Read more about Denis O'Hampsey...
1809 Arthur O’Neill (1737 - 1816)
This portrait was published by Bunting in 1809. There are two other related engravings of Arthur O'Neill in the same pose, one in C.M. Fox's Annals of the Irish Harpers and one published by in the Ulster Journal of Archaeology, July 1906, p.100. He is holding quite a large scroll-topped harp in a left orientation.
1810 Charles Byrne (c.1718 - c.1810) from co. Leitrim.

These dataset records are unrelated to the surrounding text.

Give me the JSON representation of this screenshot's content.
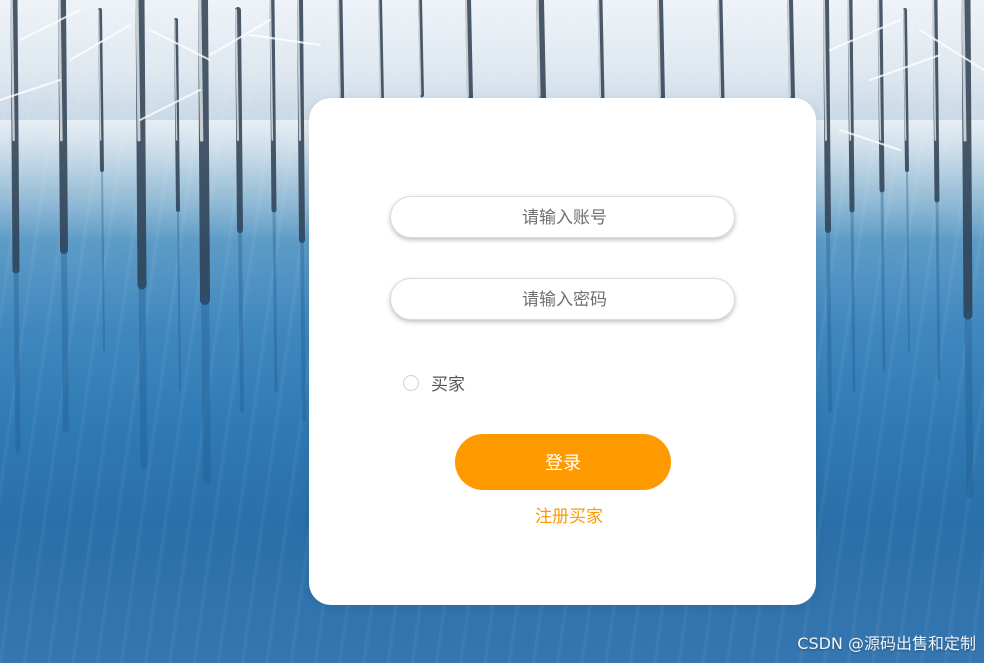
{
  "login_form": {
    "account_placeholder": "请输入账号",
    "password_placeholder": "请输入密码",
    "role_option_label": "买家",
    "login_button_label": "登录",
    "register_link_label": "注册买家"
  },
  "watermark": {
    "text": "CSDN @源码出售和定制"
  },
  "colors": {
    "accent": "#ff9900",
    "card_background": "#ffffff",
    "water_blue": "#2f79b4"
  }
}
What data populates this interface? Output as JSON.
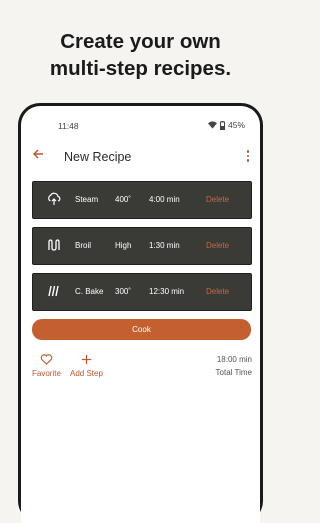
{
  "headline": {
    "line1": "Create your own",
    "line2": "multi-step recipes."
  },
  "status": {
    "time": "11:48",
    "battery": "45%"
  },
  "appbar": {
    "title": "New Recipe"
  },
  "steps": [
    {
      "icon": "steam-icon",
      "mode": "Steam",
      "temp": "400˚",
      "duration": "4:00 min",
      "delete": "Delete"
    },
    {
      "icon": "broil-icon",
      "mode": "Broil",
      "temp": "High",
      "duration": "1:30 min",
      "delete": "Delete"
    },
    {
      "icon": "convection-bake-icon",
      "mode": "C. Bake",
      "temp": "300˚",
      "duration": "12:30 min",
      "delete": "Delete"
    }
  ],
  "cook": {
    "label": "Cook"
  },
  "actions": {
    "favorite": "Favorite",
    "add_step": "Add Step"
  },
  "total": {
    "value": "18:00 min",
    "label": "Total Time"
  },
  "colors": {
    "accent": "#c4602f",
    "step_bg": "#3a3b37"
  }
}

Also called Berreen, he attended the Belfast harpers’ meeting in 1792, as well as the earlier Granard balls. He gave Bunting a number of songs and airs. He was sighted and in his youth had acted as a guide to his blind uncle, who may have been the Charles Byrne known by Carolan.

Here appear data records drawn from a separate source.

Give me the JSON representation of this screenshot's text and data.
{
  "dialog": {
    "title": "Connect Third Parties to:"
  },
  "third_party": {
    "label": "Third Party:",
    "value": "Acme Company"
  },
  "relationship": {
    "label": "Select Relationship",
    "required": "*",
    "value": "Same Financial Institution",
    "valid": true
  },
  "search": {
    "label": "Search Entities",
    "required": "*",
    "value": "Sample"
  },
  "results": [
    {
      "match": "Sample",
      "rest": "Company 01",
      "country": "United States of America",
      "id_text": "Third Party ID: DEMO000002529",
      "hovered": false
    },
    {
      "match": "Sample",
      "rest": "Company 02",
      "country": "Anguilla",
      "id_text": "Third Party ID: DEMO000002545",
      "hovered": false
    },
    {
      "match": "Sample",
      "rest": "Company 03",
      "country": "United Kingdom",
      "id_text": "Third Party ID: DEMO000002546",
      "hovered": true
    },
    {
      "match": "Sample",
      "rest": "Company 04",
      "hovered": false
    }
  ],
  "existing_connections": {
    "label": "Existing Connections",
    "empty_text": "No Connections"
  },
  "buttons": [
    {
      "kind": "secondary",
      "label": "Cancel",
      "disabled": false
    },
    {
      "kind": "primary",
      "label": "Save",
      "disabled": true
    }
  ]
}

Bunting tells us that Byrne’s portrait was sketched by Miss O’Reilly of Scarva. When Charlotte Milligan Fox found and published this drawing from Bunting's papers, in her 1911 book, she assumed that this was Miss O’Reilly’s sketch of Byrne. There is an interesting inscription drawn along the pillar of the harp.
1838 Patrick Murney
One of the students of the Belfast Harp Society. Two sketches by Lady Dufferin show Murney as a young boy playing his big Egan wire-strung early Irish harp. Reproduced in Charlotte Milligan Fox (ed. Sara C. Lanier), Annals of the Irish Harpers, Ardrigh Books 2013, plates 10 & 11.
1845 Patrick Byrne (1794 - 1863) from Kingscourt, co. Cavan.
A student at the Belfast Harp Society in 1821, Byrne subsequently toured throughout Britain. This Calotype photograph was taken in Edinburgh by the photography pioneers Hill & Adamson. A number of other photographs of Byrne exist in collections in the UK and USA. His harp is one of the 'Society' instruments made by Egan in the early 19th century.
Read More about Patrick Byrne...
1889 Captain Arthur Magenis’s harp
A watercolour portrait of a harp commissioned from harpmaker Cormac O’Kelly in 1711. The harp has similarities to other harps by O’Kelly, most obviously the Downhill harp but also the Castle Otway. The side of the soundbox has an inscription: “Ego sum Regina Musarum Made by Cormick O / Kelly for Captain Arth Magenis 1711”. This harp is now lost; it is presumably the one seen and described by Petrie, in O’Curry’s Manners & Customs of the Ancient Irish (1873), vol 3 p.295-6.